Standard Project Structures for Reproducible Workflows

Standard Project Structures for Reproducible Workflows#

Authors: Ruxandra Neatu; Tom Hawes.

Outline#

This guide is designed to help researchers, especially those in biology and related disciplines, organise their computational analyses using a standardised, structured workflow. Whether you’re adapting an existing project or starting a new one, using a clear structure that is standardised across different projects within a research group can significantly improve the reusability of your work.

This course covers the following:

  1. Project structure templates:

  • We introduce three versions of a template for structuring analytical workflows, starting with a lightweight option and gradually increasing in sophistication.

  • Feel free to choose the version that best suits your needs. You can also mix and match elements appropriate to your needs.

  • The aim is to help you customise a structure that works for your workflow and yet makes it easy for others to follow.

  1. A README template.

  2. What to store under version control?

  3. How to start a new workflow using a standard structure

  • Guidance on how to set up a new project from the ground up using a project template, ensuring consistency and good organisation from the start.

  1. How to adapt your existing code into a standard structure

  • Guidance on how to take an unstructured workflow, or collection of exploratory scripts, and reorganise them towards one of the template structures, without needing to rewrite everything from scratch.

  1. Maintaining healthy pipelines

  • Guidance on how to keep a pipeline organized, documented and working.

  1. Other resources

  • Links to other resources to support your workflow development.

Why use a standardised workflow structure?#

Many biology projects involve code developed under time constraints, often resulting in scripts with names like final.R, new_final.R, or final2.R, and folders such as data2/ or results_last_try/.

This kind of setup:

  • Makes it hard to remember what you did.

  • Makes it even harder for someone else to reproduce or continue your work.

  • Is typically fragile and has a high chance of leading to errors and wasted time e.g. by using the wrong data or running the wrong script.

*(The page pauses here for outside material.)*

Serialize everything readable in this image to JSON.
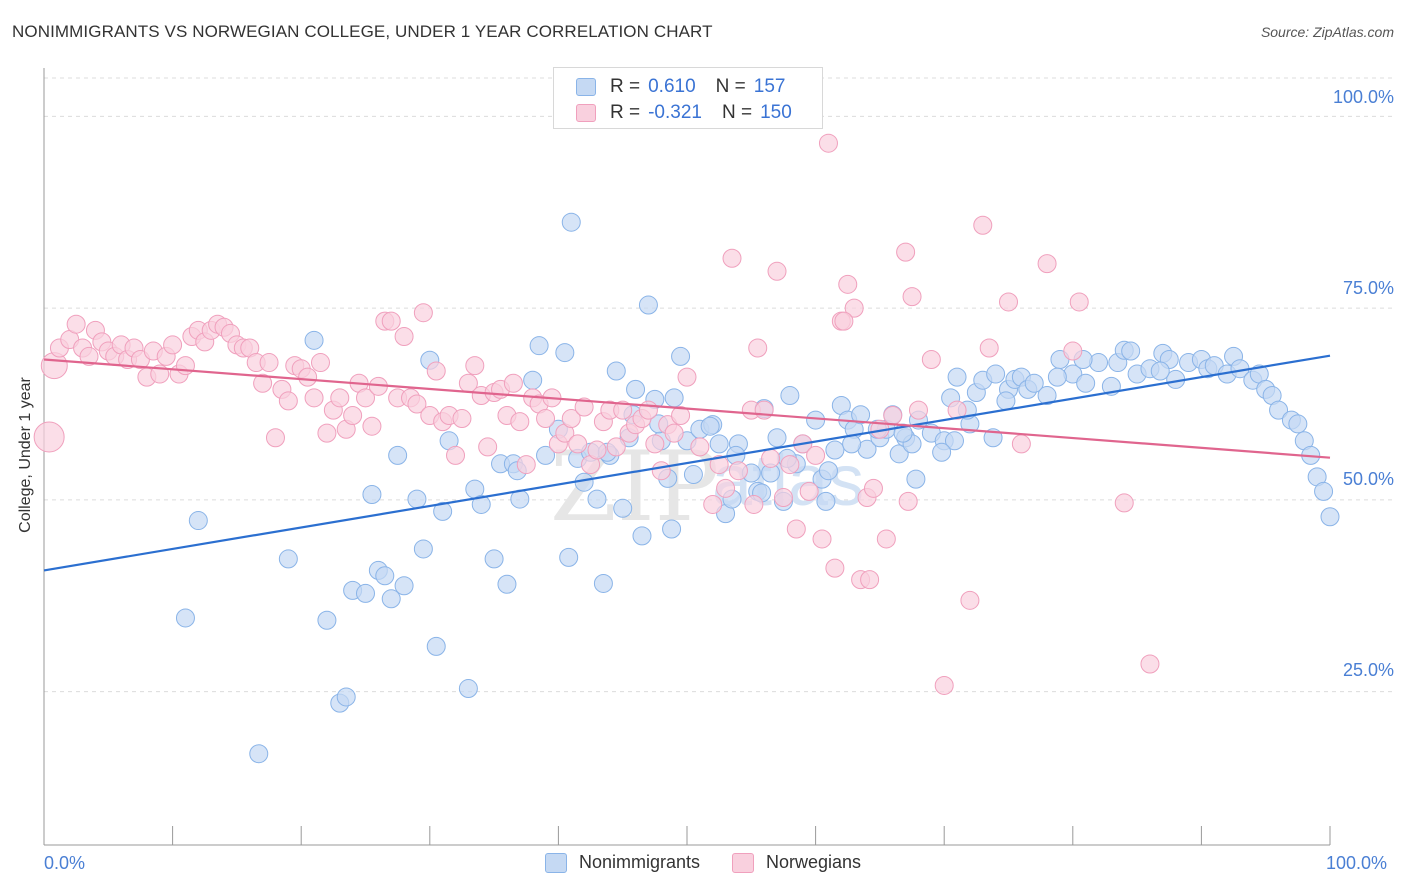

A well-structured workflow that follows a standardised structure helps to address these issues. Using a well-structured workflow:

  • Brings logical clarity and organisation to the codebase.

  • Makes it easier to debug, share, and scale up your analysis.

  • Supports reproducibility, essential for trust in your research.

  • Saves the developer time in the long run, because it’s easier to find things and make changes. Using a standardised workflow structure:

  • Makes it easier for colleagues to work with your workflow.

  • Saves needing to ‘reinvent the wheel’ each time a new project is started.

Remember! Good programming is a mix of creativity, coding, and clarity.